Des scientifiques ont aussi découvert que les examens, interrogations et autres évaluations permettaient de mieux se souvenir de ce qu’on a appris [4]. Si tu apprends par exemple les tables de multiplication en vue d’une interrogation, tu auras certainement un meilleur résultat que si tu avais travaillé sans l’objectif de l’épreuve. Pourquoi ? Parce qu’une évaluation t’oblige à aller récupérer des informations stockées dans tes neurones, ce qui active et renforce leurs connexions. D’où l’intérêt de réviser régulièrement – et de manière pertinente. Tu peux essayer chez toi différentes stratégies, notamment répondre à des questions sur le sujet que tu dois apprendre, ou utiliser des fiches de révision. Ces méthodes te permettront d’apprendre plus efficacement que la relecture ou l’écoute des cours (à condition bien sûr de ne pas retourner tes fiches avant d’avoir trouvé les réponses, haha !). Mais il y a aussi d’autres stratégies, par exemple préparer des questions qu’on va poser à un camarade ou à un parent, ou refaire une interrogation ou des exercices. Sers-toi de ton imagination ! Ce que tu dois retenir ici, c’est premièrement que pour renforcer les connexions entre tes neurones, il faut que tu ailles récupérer les informations stockées dans ta mémoire, et non te contenter de lire ou d’écouter les réponses. Deuxièmement, qu’il te faut trouver un moyen de vérifier si tes réponses étaient correctes ou incorrectes. Et troisièmement, qu’il ne faut pas te décourager si tu rencontres des difficultés, car les difficultés sont une étape naturelle du processus d’apprentissage qui se déroule dans ton cerveau.

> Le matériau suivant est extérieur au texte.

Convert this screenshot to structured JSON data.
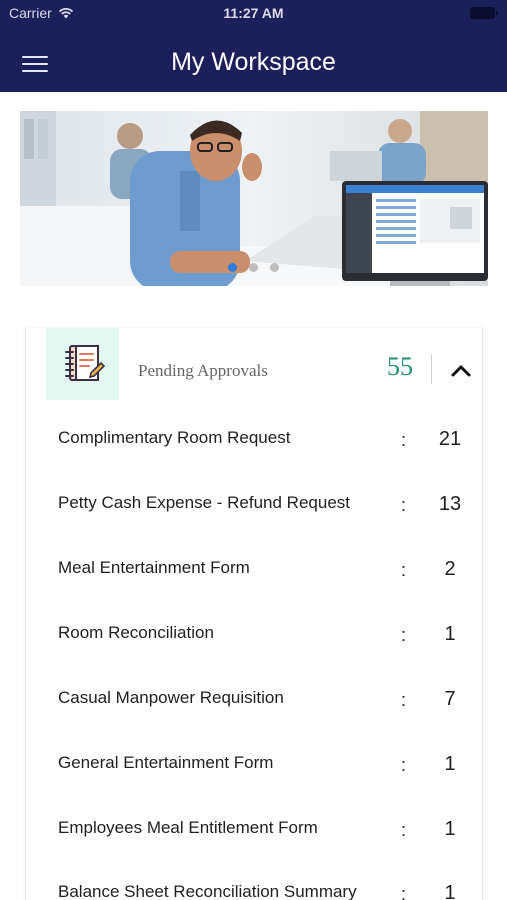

Stratégie n∘ 2 : Espacer l’activation de tes neurones
Maintenant que tu sais que pour bien apprendre, tes neurones doivent être activés régulièrement (et qu’ici, « activation » signifie « récupération des informations dans ta mémoire »), tu te demandes certainement combien de fois il faut que tu travailles un sujet pour bien le savoir. Les scientifiques qui s’intéressent au cerveau en apprentissage ont constaté que le fait d’insérer des phases de repos et de sommeil entre les phases d’apprentissage améliorait la qualité de ce dernier et limitait les risques d’oubli [5]. En conséquence, la meilleure méthode semble être d’espacer des phases d’étude relativement brèves plutôt que d’apprendre longtemps sans se reposer. Par exemple, au lieu d’étudier tes cours ou de faire tes devoirs pendant 3 heures d’affilée, ce qui est très fatigant, il vaut mieux que tu divises ton travail en trois phases d’une heure, voire en six de 30 minutes. La raison, c’est qu’une pause insérée entre deux phases d’étude permet à ton cerveau de rendre plus performantes les nouvelles connexions créées entre tes neurones. En faisant une courte pause, disons d’environ 20 minutes, entre deux phases de travail, tu favorises l’entretien et le remplacement des récepteurs situés à la surface de tes neurones. Ces récepteurs sont comparables à des prises électriques recevant l’influx nerveux (les signaux électriques) d’autres neurones. Faire une pause améliore leur fonctionnement et facilite la transmission de l’influx nerveux d’un neurone à l’autre. Enfin, lorsque tu t’accordes une nuit de sommeil entre deux séances de travail, tu bénéficies en fait d’une séance gratuite de récupération, car pendant ton sommeil, ton cerveau réactive les connexions interneuronales que tu as activées pendant la journée. Une petite sieste a le même effet : s’il t’arrive de t’endormir en classe, tu peux dire à ton professeur que tu es en fait en train de faire un exercice de récupération des leçons que tu as apprises… ! Pour résumer, on peut dire que quand tu étales ton apprentissage et la récupération des informations apprises dans le temps, ton cerveau est mieux activé que quand tu concentres ton apprentissage sur une seule longue séance.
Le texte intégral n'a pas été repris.